Les rues de Los Angeles...
A la manière de Heavy Rain, LA Noire est un jeu qui divise : pour certains, novateur, mature, remarquablement écrit, bluffant de réalisme (les visages), totalement immersif par son ambiance et son univers ; pour d’autres, répétitif, ennuyeux, vide, incohérent, lourd (le gameplay). LA Noire est un peu tout ça à la fois, si bien que je n’arrive à me résoudre ni à l’adorer ni à le descendre en flèche. Il faut le prendre avec ses qualités et ses défauts, son rythme à l’exact opposé des AAA actuels, sa petite musique d’enquête répétitive (brief, découverte de l’affaire, preuves, interrogatoires, actions – le tout dans un ordre immuable ou presque, éternellement recommencé), son refus du tape-à-l’œil et du clinquant (les dialogues secs, précis, sans l’esbroufe d’un produit Rockstar), son système d’interrogatoire qui sanctionne alors qu’on voudrait de la souplesse.
Et tout en admettant que pour certains les défauts pourraient bien apparaitre comme des qualités à d’autres : personnellement, j’ai aimé le rythme du jeu, sa construction, cette idée de faire un jeu lent, déceptif, en étalant les climax avec parcimonie (étonnant surtout pour un jeu à épisodes – qui suit le modèle de la série américaine). Et puis cette manière de raconter des fragments de vies brisées, par la mort, le meurtre, la jalousie, la tromperie, le mensonge. Chaque enquête révèle des morceaux de vie gâchée : une photo heureuse jaunie par le temps, une valise dans un coin, un sac de femme renversé, des lits séparés… Des indices dont le jeu ne fait rien mais qui composent un univers que le joueur doit recomposer : pourquoi ces hommes et femmes en sont-ils arrivés à cette situation extrême ?
Ces qualités aident à faire oublier des mécaniques de jeu souvent lourdes : poursuites à pied dignes des Rues de San Francisco, système de cover approximatif, poursuites en voitures qui se finissent trop souvent dans un Tramway bien à l’heure et corps à corps au timing si permissif que Derrick coucherait Tyson en deux coups. L’ensemble demeure dirigiste et assisté, et marque de grands pas de recul par rapport à Red Dead Redemption.
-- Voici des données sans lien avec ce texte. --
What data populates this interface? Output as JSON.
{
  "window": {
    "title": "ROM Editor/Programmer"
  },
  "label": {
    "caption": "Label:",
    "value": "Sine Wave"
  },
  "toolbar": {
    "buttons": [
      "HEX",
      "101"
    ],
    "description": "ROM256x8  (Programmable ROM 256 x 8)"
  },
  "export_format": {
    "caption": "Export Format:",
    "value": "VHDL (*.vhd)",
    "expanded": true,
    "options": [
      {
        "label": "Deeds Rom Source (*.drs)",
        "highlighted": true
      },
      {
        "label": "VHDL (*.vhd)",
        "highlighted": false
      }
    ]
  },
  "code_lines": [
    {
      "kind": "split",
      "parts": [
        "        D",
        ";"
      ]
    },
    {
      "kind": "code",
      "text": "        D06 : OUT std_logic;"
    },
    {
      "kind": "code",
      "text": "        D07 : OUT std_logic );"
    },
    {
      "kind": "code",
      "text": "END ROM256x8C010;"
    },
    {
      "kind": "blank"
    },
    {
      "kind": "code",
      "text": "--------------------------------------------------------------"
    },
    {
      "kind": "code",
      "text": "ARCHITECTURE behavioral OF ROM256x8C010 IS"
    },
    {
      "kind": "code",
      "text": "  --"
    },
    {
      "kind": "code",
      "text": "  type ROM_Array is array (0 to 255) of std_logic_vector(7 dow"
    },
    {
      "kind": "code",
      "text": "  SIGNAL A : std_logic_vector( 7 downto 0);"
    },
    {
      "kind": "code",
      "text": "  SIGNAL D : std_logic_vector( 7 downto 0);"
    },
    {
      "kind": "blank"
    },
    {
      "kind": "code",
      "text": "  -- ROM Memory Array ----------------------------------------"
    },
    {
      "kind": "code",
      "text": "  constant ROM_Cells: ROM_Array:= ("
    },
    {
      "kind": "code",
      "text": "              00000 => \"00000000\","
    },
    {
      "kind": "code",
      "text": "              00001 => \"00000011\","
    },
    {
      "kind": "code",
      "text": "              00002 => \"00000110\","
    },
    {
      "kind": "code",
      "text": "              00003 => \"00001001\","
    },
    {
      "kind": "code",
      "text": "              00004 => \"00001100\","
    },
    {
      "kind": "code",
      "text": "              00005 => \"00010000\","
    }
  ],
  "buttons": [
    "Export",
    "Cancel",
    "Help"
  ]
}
La greffe Rockstar sur le projet de la Team Bondi n’a donc pas totalement pris et a accouché d’un objet vidéoludique bizarre et protéiforme. Lent, lourd, parfois ennuyeux, dirigiste et assisté, LA Noire marque pourtant la mémoire du joueur par son ambiance, la qualité de ses dialogues et son jeu constant avec les codes du polar et de la série noire.